The Department of Health and Welfare (DHW) is doing a number of things to ensure affordable, available healthcare that works. We’re addressing three main areas: healthcare workforce shortages, improving health outcomes and cost-efficient care, and limiting Medicaid spending growth.
Healthcare workforce shortages
- The Division of Public Health is working to increase the number of National Health Service Corps (NHSC) clinic sites, which improves access to healthcare for Idahoans. A clinic with the NHSC designation offers a sliding fee scale for patients and loan repayment for providers. Idaho has 299 approved NHSC sites in the state. On July 1, 2022, there were 257 sites in the state.
- The Division of Behavioral Health is working with the Idaho Behavioral Health Council to implement a comprehensive behavioral health workforce plan. A new plan has been published at: https://behavioralhealthcouncil.idaho.gov/. It contains five goals: promotion, education, credentialing, employment, and retention that all address challenges with the behavioral health workforce in Idaho.
- The Division of Medicaid is working with stakeholders to address challenges in direct care work force retention and recruitment. Initiatives include a marketing campaign that will increase interest in direct care as a job or career, and a project to improve free training opportunities for direct care workers in Idaho.
Improved health outcomes and cost-efficient care
- The Division of Medicaid is gathering data for a preliminary report on the cost-efficiency and quality performance metrics for the statewide, value-based payment program. The report will be complete by Dec. 31, 2023.
- The division has added the Medicaid Expansion population to the Healthy Connections-Value Care Program. That program is a managed fee-for-service arrangement, using a network of primary care physicians and healthcare providers to serve as the “medical home” for Medicaid participants. The program will help transform Idaho’s healthcare system from one that pays for volume to one that pays for value (healthy patients).

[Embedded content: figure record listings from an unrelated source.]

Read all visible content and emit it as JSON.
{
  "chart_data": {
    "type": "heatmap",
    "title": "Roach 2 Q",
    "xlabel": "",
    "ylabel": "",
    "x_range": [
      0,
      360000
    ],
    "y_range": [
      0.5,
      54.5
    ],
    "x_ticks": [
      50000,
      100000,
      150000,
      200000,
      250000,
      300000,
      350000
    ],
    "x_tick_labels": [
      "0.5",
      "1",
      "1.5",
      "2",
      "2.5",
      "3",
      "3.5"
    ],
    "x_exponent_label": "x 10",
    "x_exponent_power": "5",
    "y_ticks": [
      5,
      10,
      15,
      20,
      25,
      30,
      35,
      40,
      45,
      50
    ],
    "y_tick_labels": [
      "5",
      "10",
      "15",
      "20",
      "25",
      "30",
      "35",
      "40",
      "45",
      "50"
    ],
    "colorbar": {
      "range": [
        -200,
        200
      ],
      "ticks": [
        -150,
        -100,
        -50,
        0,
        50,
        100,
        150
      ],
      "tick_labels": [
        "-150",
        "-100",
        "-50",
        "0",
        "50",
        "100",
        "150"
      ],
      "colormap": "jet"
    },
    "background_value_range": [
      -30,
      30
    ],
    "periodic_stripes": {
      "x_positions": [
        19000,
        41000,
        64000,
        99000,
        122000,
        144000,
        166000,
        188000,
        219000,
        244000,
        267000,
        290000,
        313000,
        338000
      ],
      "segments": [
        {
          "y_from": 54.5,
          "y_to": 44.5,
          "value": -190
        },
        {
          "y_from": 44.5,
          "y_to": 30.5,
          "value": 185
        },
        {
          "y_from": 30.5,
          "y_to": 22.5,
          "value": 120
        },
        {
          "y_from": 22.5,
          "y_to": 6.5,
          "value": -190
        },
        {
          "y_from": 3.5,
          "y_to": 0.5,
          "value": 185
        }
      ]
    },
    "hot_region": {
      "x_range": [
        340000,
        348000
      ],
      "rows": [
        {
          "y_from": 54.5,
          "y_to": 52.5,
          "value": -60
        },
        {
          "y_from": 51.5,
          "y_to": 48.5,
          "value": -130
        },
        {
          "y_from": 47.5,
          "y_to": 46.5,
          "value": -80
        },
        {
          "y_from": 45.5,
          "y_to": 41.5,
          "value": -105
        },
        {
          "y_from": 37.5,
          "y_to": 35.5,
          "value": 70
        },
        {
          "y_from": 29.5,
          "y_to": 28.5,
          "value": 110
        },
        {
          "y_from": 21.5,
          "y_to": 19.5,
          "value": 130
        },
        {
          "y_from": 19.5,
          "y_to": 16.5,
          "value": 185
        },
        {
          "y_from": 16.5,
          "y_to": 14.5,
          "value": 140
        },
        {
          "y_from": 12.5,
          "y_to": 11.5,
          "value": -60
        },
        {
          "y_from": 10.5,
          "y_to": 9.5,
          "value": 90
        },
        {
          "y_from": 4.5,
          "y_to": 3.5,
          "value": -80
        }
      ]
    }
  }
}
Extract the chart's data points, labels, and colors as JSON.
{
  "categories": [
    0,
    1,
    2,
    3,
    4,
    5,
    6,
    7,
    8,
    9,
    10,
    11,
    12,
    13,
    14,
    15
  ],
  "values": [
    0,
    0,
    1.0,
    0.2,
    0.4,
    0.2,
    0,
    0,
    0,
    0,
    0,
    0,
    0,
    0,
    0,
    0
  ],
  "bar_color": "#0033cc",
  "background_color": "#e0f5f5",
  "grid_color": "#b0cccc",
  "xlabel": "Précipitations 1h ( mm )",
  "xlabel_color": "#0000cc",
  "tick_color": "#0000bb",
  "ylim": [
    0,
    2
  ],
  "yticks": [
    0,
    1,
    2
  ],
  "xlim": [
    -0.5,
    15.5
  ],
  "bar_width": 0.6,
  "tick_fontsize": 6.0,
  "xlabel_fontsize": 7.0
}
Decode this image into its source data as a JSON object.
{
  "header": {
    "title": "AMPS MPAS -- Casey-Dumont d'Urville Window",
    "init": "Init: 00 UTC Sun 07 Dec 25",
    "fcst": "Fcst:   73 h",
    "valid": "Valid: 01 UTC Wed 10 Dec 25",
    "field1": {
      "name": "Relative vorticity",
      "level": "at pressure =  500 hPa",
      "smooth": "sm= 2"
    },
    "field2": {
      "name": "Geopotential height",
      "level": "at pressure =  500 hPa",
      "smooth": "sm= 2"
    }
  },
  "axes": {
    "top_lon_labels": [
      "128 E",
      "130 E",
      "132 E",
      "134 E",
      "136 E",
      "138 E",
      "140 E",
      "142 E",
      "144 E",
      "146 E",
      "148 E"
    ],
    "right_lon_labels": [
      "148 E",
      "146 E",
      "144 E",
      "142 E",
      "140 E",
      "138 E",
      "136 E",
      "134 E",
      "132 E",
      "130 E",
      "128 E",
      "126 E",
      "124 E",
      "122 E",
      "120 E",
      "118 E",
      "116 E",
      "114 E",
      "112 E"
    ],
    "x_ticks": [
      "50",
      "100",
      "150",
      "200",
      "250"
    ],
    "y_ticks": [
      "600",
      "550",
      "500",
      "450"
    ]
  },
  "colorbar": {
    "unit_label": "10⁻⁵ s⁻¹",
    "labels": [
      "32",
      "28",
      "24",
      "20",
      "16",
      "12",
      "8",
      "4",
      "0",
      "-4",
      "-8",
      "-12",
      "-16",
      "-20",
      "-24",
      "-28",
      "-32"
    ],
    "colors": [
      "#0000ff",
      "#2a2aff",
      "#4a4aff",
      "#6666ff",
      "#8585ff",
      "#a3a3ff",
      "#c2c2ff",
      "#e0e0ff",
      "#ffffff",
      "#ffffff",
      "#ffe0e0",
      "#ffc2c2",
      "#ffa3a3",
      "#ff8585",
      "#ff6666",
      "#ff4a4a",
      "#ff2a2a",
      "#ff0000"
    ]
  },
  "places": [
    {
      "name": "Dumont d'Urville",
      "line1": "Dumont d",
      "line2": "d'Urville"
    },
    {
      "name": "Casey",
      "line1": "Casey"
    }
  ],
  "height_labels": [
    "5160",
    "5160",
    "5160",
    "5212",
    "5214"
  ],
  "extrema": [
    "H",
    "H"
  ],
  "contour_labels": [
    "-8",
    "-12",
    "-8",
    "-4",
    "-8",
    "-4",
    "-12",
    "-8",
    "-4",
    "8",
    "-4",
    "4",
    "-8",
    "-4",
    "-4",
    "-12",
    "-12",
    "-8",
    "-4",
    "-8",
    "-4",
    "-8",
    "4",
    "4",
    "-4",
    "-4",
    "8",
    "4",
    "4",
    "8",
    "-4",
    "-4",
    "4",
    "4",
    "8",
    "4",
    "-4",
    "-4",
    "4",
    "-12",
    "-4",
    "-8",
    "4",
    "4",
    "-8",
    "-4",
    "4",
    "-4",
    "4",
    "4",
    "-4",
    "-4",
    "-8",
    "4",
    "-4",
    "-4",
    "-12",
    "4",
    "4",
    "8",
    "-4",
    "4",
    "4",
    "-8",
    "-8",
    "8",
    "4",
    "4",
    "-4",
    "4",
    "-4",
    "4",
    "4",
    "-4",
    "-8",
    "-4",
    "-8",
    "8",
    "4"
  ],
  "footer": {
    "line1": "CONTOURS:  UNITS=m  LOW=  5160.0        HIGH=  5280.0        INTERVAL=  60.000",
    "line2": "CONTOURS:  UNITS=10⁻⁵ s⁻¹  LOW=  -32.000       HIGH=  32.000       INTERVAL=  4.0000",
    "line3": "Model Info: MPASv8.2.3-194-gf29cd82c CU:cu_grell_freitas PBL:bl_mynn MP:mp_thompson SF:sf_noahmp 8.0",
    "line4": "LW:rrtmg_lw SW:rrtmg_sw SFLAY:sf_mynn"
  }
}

- The division is also working with stakeholders to establish quality metrics for value-based, managed care, and fee-for-service programs in Medicaid. The metrics will be established by September.
Limit Medicaid spending growth
- The division is reviewing recommendations for short-term spending reductions from a recent interim report from the consulting firm Sellers Dorsey. A final report with longer-term recommendations is expected in early April.
You can read more about all of these initiatives in our Strategic Plan, under Goal 1.
I hope you have a safe and healthy weekend.